Der Spiegel ran an interesting article on Japan and the fact that it has sovereign debt outstanding equal to 230% of GDP and near zero interest rates. The article completely undermines the call to not raise the US debt ceiling unless there are spending cuts.
Underlying the call to not raise the debt ceiling and to adopt austerity in the form of spending cuts is the notion that at a ratio of 90% debt to GDP the US will go over some cliff from which it can never recover.
This argument reminds me of the Road Runner cartoon with Wily E. Coyote. During the cartoon, the coyote would run off a cliff and be suspended in mid-air before the coyote would recognize he was suspended in mid-air and would plummet to the ground.
The reason I bring up this cartoon is that Japan appears to be the coyote. Apparently, it ran off the cliff almost 2 decades ago when it passed the 90% debt to GDP ratio. It has continued on in mid-air and has reached 230% debt to GDP without plummeting to the ground without seeing interest rates on its debt head for triple digits.

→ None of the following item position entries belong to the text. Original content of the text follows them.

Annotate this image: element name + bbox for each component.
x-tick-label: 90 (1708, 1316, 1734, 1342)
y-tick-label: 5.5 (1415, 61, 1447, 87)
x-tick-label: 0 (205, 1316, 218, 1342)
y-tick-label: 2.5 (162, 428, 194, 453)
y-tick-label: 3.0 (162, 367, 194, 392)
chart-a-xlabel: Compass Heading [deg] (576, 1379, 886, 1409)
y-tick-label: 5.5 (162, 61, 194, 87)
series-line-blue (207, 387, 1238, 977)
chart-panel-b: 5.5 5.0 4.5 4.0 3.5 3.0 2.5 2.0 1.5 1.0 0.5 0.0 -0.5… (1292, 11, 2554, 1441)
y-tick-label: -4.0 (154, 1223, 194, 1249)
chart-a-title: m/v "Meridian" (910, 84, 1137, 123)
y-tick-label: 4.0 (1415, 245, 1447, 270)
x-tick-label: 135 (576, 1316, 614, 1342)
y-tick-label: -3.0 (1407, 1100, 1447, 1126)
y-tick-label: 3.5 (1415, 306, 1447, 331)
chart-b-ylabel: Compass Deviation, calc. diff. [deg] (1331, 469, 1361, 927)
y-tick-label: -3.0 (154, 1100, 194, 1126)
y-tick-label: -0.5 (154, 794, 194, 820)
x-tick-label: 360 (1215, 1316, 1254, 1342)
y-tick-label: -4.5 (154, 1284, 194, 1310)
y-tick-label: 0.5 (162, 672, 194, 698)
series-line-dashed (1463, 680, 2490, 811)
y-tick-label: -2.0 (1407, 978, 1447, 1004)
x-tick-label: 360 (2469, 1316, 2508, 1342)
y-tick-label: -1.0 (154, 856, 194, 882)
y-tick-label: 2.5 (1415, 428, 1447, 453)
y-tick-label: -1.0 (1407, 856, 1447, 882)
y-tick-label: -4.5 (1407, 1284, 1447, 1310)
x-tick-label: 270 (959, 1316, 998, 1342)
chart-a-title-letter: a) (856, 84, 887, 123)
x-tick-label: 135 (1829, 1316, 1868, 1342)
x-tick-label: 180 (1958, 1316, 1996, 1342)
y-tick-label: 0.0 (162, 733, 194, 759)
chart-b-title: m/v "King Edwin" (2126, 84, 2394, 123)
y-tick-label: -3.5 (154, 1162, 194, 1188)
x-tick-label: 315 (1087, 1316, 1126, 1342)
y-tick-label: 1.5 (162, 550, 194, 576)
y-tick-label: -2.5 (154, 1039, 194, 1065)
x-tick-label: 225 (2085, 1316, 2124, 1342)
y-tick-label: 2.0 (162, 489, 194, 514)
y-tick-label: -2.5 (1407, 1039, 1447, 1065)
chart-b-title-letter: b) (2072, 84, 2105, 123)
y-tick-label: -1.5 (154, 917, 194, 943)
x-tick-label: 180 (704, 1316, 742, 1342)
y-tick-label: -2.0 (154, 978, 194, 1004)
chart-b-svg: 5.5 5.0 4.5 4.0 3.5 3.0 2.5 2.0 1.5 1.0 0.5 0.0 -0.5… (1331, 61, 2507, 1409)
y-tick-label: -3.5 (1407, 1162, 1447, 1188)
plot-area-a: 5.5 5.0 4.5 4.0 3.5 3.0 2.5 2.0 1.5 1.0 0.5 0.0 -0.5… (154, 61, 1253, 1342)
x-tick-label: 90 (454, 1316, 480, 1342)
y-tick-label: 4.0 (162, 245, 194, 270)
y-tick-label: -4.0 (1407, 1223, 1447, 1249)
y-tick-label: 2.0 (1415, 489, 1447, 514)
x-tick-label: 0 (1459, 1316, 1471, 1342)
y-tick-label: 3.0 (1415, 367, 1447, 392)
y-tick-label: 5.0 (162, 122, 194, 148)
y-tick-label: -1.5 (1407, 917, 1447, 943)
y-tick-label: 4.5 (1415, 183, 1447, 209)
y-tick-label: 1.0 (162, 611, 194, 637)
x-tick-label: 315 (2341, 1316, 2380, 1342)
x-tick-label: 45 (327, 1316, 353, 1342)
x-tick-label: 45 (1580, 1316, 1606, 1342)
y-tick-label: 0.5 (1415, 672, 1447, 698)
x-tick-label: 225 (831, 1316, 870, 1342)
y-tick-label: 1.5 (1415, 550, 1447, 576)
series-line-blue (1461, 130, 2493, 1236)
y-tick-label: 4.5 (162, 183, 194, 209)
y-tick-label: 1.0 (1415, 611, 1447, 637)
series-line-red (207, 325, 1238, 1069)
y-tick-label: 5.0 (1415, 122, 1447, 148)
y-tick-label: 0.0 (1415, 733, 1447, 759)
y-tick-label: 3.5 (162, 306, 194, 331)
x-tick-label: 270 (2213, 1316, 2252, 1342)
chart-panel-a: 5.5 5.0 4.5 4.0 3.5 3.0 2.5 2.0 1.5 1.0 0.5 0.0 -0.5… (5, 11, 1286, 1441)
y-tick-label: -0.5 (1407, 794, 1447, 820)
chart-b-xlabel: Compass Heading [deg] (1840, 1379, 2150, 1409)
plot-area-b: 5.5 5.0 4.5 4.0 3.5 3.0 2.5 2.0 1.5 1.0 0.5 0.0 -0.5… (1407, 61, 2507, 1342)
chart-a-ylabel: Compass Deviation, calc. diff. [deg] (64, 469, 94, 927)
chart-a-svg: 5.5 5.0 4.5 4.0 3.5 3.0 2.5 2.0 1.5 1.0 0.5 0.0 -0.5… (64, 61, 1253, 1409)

Hedge fund operators like Kyle Bass see this and say Japan bonds represents a better short than sub-prime securities.
However, the fact that Japan's interest rates have not risen and its economy has not yet experienced inflation, let alone hyper-inflation, suggests that there is some combination of factors that supports the ongoing increase in Japan's sovereign debt outstanding.
I would be interested in hearing from readers what they think these factors might be and is there any reason to think that the US won't also benefit from these factors.